I am more than happy to repeat myself: the IMF and the WTO are misanthropic organisations. In 2000, Oxfam published a study that showed how every structural adjustment programme implemented by the IMF from 1990 to 2000 placed millions of people at the mercy of hunger.
That's not an assumption; it's a fact. The foreign debt of the 122 countries we refer to as the "Third World" is managed by no one lesser than the IMF. The poor debtor countries have to pay their debts to the lender banks and the IMF – and how do they come up with the necessary currency? They sell their raw materials! Not at the usual market price, of course, but for much less. How is a poor country to ever recover? Subsistence economies die out wherever the IMF is active. I could list a dozen other examples in which the IMF has made the situation of these countries worse rather than better.
"Indifference can be deadly."
It is probably just human nature that we are not willing to actively work to change conditions until they have reached our own front doorstep. Do you remember the "hunger riots" of 2008? They affected 37 countries. The steep rise in prices for staples foods had caused famine from Bombay to Cairo. Suddenly it was all over the headlines; suddenly images of starving people flashed across our TV screens, and not just in the lead up to Christmas. The sense of outrage and urgency was huge! And then, after a few weeks, as the media caravan moved on – what happened to all that outrage? Nothing. We all fell right back into our usual state of indifference. Out of sight, out of mind. But indifference can be deadly.
Why do you suppose that is? Because hunger has finally come to roost on our front stoop. This past spring, UNICEF published a study on children in Spain revealing that 2.2 million children in Spain suffer from chronic malnutrition! Now that the problem is also happening in Europe, I feel fairly confident that many countries will succeed in limiting and regulating speculation on food commodities. It would be wonderful if people in Europe would work towards helping the millions who die of hunger in the Third World, but they won't until the poorest of the poor begin starving to death in Europe. Though I still hold out hope for the formation of a conscious collective identity as described by Immanuel Kant: "The inhumanity that is being done to another destroys the humanity in me."
Che Guevara said: "Even the strongest walls can be destroyed by cracks." And I am optimistic. The first steps have been taken – many NGOs have started clever campaigns to sensitise the public to the problem, and many citizens are reacting. Look at the response to foodwatch's "The Hunger Makers" report that denounced the role of food speculators. Due to public outcry, some banks are withdrawing from such speculation.

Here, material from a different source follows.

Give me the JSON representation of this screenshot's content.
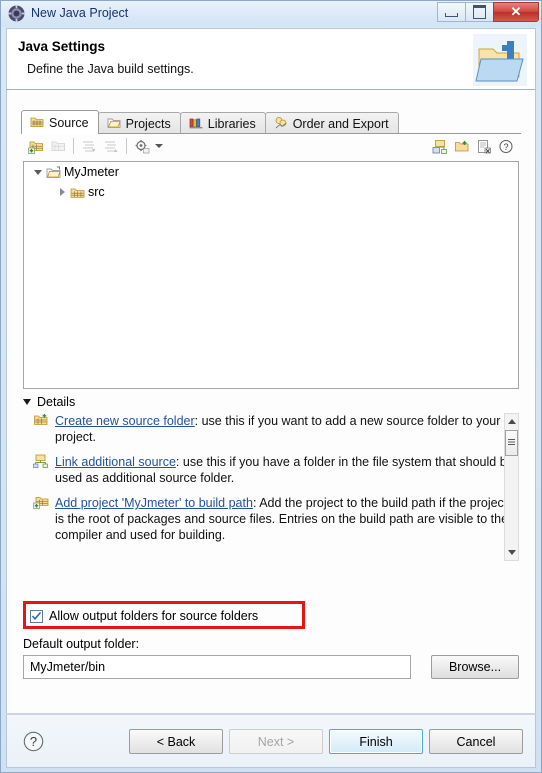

"We have to break this cannibalistic world order – for no one else will. "
Despite its pessimistic title – my book is a book of hope. Guevara's cracks are there; it won't be long before they spawn a movement. Everyone who lives in a democracy, each of us without exception, has a responsibility here: There is no powerlessness in a democracy, no excuse for free citizens to do nothing. We can create the publicity we need to engender the necessary pressure, to force our ministers and representatives to effect changes. On every one of my book tours, readers ask: "What can I as an individual do? What can we do?" The population has the necessary will to implement radical structural reform; now it just needs to be articulated. Loudly. I am completely confident that the politicians who seriously get behind this mission will be elected. My greatest hope is for a new planetary civil society! And that is not a utopia; it is the near future. French author Georges Bernanos once wrote: "God has no hands other than our own." We have to break this cannibalistic world order – for no one else will.